Oh, also: I haven't seen it, but perhaps Tromeo and Juliet would be up your alley?
posted by pised at 8:02 PM on March 4, 2009


Also, also: have you seen this Wikipedia page? Some are traditional adaptations, but you could sort through them and find the ones that aren't (like the R&J sexploitation flick! Eep).
posted by pised at 8:06 PM on March 4, 2009


I enjoyed Omkara, a recent, Indian adaptation of Othello. It's got songs, but didn't feel like an out-and-out Bollywood musical.
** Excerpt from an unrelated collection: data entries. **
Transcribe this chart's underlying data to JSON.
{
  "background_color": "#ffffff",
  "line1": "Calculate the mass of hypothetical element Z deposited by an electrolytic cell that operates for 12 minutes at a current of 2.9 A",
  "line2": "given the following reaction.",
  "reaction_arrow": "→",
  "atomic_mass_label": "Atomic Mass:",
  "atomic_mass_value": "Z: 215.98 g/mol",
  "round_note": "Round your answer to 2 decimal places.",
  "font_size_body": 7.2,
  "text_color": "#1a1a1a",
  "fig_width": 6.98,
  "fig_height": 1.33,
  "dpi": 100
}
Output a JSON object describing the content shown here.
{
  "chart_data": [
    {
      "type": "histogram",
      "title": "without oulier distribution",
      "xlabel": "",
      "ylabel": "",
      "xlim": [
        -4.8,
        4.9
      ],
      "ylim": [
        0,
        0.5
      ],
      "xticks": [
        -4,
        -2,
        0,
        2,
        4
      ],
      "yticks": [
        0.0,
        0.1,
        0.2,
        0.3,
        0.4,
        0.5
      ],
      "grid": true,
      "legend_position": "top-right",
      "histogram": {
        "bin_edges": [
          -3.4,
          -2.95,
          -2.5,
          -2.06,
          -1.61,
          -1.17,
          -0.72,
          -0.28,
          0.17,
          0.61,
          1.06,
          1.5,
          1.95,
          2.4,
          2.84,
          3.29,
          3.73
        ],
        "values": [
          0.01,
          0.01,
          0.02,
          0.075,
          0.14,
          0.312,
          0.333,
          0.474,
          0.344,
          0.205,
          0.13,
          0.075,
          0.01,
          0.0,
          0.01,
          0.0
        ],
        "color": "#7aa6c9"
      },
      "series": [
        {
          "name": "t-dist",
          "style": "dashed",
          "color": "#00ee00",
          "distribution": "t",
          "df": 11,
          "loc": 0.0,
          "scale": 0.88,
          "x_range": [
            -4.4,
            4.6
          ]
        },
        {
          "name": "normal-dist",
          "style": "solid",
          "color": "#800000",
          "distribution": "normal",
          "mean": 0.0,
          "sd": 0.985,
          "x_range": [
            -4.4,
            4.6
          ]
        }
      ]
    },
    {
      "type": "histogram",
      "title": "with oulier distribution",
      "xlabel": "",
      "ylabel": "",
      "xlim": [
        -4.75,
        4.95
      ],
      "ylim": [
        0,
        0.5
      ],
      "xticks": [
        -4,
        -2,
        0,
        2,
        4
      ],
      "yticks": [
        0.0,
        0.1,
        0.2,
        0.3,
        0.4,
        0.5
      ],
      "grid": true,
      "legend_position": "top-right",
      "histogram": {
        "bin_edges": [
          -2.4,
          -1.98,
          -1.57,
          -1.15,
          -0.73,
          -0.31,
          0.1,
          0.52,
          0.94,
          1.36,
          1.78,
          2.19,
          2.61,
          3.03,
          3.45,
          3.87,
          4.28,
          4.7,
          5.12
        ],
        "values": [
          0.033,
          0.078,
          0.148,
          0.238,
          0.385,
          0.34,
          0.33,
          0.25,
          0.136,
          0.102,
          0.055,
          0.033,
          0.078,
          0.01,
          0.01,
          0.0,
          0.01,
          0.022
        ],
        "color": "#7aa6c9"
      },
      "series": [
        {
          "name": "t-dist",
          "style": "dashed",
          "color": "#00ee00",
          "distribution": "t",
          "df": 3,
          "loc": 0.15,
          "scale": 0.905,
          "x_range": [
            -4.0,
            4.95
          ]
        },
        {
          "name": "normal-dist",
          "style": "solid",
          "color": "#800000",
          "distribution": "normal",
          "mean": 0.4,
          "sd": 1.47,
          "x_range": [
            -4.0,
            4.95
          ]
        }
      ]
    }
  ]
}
The director, Vishal Bhardwaj, also did a Macbeth adaptation--which the reviewer above didn't enjoy but I which I think got good reviews elsewhere.
posted by col_pogo at 11:35 PM on March 4, 2009


Best answer: I haven't (yet) read Christopher Moore's Fool: A Novel, but I plan to. It's a retelling of King Lear from the fool's perspective.
posted by natabat at 6:25 AM on March 5, 2009


Best answer: The very recent Edgar Sawtelle is an adaptation of Hamlet.
posted by OHenryPacey at 6:30 PM on March 5, 2009


Nthing Slings and Arrows. I have it, if you want to borrow.